Todd Carmichael’s Excellent Adventures

He’s worked for a Saudi prince, adopted three girls from Africa, trekked across Antarctica—and this month he’ll attempt a solo journey across Death Valley. So is Todd Carmichael—the man behind Philly coffee juggernaut La Colombe—living life to the fullest? Or just out of his freakin’ mind?

A hilly road in Gladwyne isn’t exactly Death Valley. But the thermometer in my car hit 97 on the way over, and here I was on foot, with a harness around my waist and a chain behind it dragging two car tires, mostly uphill, along the pavement of Conshohocken State Road.

Todd Carmichael had courteously shoved barbell weights and water bottles inside my hollow tires, because I guess having just air in there wasn’t enough to make my little whiff of his world as fun and puke-inducing as it could be. Moving steadily ahead of me, like someone who’d done it before, he was pulling just one tire himself – something off an 18-wheeler truck.

Twenty seconds into the workout, I’d started wondering how many days it would take my legs to recover. A couple minutes in, the way my calves felt made me think of a chicken leg when you’re eating it, tearing the meat off the bone. “The first 10 -minutes – that’s what it feels like for the first three days in Antarctica,” Carmichael told me. And he’d know, because there was that time in 2008 when he walked 690 miles to the South Pole, alone in whiteout weather and subzero temperatures, suffering from frostbite and hallucinations, in 39 days, seven hours and 49 minutes, breaking a world record. “The feeling that you can’t go on any farther, like you’re going to die, is just your body’s way of telling you it doesn’t want to do it,” Carmichael says. “But once it realizes you’re going to do it anyway, it adjusts.”

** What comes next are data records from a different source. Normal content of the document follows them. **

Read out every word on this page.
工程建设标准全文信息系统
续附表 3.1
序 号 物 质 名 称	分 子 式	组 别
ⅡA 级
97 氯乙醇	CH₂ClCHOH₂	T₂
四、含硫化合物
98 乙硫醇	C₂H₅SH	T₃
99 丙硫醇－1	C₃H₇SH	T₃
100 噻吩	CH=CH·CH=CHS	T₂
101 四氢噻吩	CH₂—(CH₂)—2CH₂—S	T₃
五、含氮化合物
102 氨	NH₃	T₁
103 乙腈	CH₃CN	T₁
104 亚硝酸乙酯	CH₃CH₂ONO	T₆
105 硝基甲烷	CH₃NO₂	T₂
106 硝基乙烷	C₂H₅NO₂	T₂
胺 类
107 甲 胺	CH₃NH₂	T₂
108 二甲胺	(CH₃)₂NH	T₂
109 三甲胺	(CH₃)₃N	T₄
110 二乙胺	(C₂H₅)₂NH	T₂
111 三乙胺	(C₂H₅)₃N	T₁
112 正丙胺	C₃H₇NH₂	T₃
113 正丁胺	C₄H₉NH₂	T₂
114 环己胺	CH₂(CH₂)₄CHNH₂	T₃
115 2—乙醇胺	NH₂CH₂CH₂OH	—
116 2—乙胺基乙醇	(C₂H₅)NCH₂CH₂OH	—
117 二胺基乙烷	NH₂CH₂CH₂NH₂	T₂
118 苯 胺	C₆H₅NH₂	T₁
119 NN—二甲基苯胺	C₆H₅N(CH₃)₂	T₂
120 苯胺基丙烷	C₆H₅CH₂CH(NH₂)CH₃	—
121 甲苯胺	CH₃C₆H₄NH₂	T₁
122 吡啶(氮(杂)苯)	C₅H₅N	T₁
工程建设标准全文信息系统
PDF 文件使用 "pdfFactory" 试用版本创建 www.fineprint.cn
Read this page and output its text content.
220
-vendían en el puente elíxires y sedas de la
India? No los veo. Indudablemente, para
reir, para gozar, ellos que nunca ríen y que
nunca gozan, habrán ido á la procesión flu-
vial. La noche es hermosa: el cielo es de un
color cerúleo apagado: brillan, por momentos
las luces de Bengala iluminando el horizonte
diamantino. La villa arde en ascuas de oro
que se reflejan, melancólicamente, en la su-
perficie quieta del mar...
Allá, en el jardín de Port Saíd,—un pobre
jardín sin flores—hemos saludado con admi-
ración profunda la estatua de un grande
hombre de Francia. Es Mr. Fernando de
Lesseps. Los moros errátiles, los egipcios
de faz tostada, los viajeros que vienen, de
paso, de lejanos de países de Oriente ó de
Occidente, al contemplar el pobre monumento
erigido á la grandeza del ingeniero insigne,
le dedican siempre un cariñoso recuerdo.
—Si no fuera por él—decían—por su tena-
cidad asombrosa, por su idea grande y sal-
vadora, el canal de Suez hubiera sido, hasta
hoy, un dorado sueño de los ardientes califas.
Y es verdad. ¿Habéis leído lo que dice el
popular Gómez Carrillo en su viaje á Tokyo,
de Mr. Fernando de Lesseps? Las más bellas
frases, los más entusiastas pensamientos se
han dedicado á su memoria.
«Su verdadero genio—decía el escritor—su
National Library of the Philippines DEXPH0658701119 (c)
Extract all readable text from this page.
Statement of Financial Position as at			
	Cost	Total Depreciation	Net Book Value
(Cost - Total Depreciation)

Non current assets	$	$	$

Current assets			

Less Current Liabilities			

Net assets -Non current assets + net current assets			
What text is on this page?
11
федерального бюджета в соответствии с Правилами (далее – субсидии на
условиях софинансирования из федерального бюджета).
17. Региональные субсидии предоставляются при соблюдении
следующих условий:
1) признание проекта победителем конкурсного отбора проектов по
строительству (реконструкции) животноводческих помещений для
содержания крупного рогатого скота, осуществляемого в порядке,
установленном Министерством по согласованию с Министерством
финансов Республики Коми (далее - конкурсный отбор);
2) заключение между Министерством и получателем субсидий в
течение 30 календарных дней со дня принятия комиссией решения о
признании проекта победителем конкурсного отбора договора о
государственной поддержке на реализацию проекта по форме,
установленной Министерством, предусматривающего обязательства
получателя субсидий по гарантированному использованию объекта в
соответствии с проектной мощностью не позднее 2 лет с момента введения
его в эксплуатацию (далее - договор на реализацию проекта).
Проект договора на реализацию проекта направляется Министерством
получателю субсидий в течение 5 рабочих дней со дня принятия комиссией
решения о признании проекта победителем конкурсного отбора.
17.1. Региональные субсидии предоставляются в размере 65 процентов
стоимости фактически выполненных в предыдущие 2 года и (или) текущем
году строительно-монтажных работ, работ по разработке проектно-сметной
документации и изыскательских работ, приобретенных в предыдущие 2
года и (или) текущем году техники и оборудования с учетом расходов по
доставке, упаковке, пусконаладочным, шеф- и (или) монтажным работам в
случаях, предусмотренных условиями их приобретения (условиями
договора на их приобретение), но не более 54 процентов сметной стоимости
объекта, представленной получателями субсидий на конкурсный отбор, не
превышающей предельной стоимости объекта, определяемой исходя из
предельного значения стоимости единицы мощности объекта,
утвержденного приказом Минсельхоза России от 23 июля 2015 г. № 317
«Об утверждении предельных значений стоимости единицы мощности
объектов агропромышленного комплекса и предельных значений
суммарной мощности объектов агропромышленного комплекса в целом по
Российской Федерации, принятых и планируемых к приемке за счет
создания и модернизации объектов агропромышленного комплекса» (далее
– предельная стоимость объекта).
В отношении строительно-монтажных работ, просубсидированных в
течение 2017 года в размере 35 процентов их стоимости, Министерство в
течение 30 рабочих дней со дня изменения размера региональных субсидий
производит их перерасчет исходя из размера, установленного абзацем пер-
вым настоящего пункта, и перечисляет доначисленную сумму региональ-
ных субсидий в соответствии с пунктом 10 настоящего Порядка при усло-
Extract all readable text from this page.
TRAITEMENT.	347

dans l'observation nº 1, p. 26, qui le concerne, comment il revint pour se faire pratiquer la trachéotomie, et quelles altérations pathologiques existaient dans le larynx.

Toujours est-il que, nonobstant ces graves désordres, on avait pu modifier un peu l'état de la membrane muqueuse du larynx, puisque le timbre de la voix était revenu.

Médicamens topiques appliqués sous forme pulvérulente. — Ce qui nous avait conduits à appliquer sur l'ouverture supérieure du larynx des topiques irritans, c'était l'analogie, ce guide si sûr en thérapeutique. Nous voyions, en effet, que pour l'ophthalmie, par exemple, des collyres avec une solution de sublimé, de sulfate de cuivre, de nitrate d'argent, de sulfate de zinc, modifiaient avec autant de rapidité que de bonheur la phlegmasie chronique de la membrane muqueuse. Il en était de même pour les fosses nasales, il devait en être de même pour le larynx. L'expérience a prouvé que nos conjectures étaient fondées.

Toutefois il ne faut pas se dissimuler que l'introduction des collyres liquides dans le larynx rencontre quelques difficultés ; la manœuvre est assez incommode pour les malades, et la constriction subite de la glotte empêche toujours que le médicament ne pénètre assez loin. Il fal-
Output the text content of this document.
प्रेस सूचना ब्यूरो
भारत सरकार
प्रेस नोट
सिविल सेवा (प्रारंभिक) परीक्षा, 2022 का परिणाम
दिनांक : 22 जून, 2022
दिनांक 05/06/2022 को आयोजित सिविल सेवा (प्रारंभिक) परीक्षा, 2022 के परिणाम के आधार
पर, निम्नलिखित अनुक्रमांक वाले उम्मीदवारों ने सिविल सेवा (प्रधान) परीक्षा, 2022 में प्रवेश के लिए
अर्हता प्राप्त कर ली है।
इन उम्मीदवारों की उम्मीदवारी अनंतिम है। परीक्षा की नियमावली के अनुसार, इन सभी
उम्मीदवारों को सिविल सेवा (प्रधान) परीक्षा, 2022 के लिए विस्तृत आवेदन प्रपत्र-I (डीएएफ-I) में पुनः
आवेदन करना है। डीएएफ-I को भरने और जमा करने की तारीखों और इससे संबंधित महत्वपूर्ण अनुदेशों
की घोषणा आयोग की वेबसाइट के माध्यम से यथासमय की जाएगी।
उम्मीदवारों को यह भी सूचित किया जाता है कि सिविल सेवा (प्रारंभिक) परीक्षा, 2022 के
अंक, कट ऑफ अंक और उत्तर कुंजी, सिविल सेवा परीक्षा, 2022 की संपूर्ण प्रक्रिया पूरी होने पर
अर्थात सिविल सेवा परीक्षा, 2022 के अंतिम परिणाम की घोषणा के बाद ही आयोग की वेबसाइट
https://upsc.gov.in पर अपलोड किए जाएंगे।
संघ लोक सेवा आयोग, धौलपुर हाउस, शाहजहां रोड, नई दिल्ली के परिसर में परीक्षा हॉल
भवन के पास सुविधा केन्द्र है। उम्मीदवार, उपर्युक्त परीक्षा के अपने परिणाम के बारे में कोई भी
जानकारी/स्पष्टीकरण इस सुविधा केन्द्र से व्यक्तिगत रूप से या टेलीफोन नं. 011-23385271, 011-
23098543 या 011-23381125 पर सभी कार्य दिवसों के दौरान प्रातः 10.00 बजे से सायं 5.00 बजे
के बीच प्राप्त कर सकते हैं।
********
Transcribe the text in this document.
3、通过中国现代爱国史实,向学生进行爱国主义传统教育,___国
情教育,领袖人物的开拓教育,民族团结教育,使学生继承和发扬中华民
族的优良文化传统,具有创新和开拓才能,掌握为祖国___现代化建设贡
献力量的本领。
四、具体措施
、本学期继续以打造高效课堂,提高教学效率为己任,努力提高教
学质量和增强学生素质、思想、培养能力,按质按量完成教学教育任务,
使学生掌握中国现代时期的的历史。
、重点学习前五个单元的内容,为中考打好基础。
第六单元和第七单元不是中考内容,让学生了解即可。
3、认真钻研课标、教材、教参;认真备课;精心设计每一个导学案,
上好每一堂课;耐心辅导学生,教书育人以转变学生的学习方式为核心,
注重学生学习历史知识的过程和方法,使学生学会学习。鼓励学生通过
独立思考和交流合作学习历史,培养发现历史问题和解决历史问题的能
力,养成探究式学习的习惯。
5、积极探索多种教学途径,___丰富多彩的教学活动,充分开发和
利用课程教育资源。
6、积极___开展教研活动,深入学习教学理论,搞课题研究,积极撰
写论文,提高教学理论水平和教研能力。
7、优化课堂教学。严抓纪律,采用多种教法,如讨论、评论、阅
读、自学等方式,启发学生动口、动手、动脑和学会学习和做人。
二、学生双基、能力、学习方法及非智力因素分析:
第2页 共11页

The road we were on, using tires in the least efficient way possible, was one lane in each direction, so the Audis and Lexuses and SUVs veered around us. A few drivers slowed to joke (“Need me to call Triple A?”) or snap photos. Carmichael, who is co-founder of Philly-based coffee roaster La Colombe Torrefaction, must have looked to some like a heat-induced vision: unshaven, in a desert-style turban, dragging his curious load past the entrance to Beth David synagogue.

At 47, Todd Carmichael plans to spend the last 10 days of September walking across Death Valley on the California-Nevada border, about 155 miles, alone, without help, no cheating. That would be a record – actually, a first. There’s a young stud who claims he was the first to walk Death Valley alone, in 2008, but he’d stashed food and water in caches along the way. Carmichael will carry everything he needs, hundreds of pounds (mostly water), as he did in Antarctica. Actually, he’ll pull it behind him, in a cart he’s designed, and that explains his weeks of tire-pull training and also the turban. Unlike a Phillies cap, he says, a desert turban keeps a layer of water on your head, and that conserves maybe a liter a day, about 20 fewer pounds of water to carry.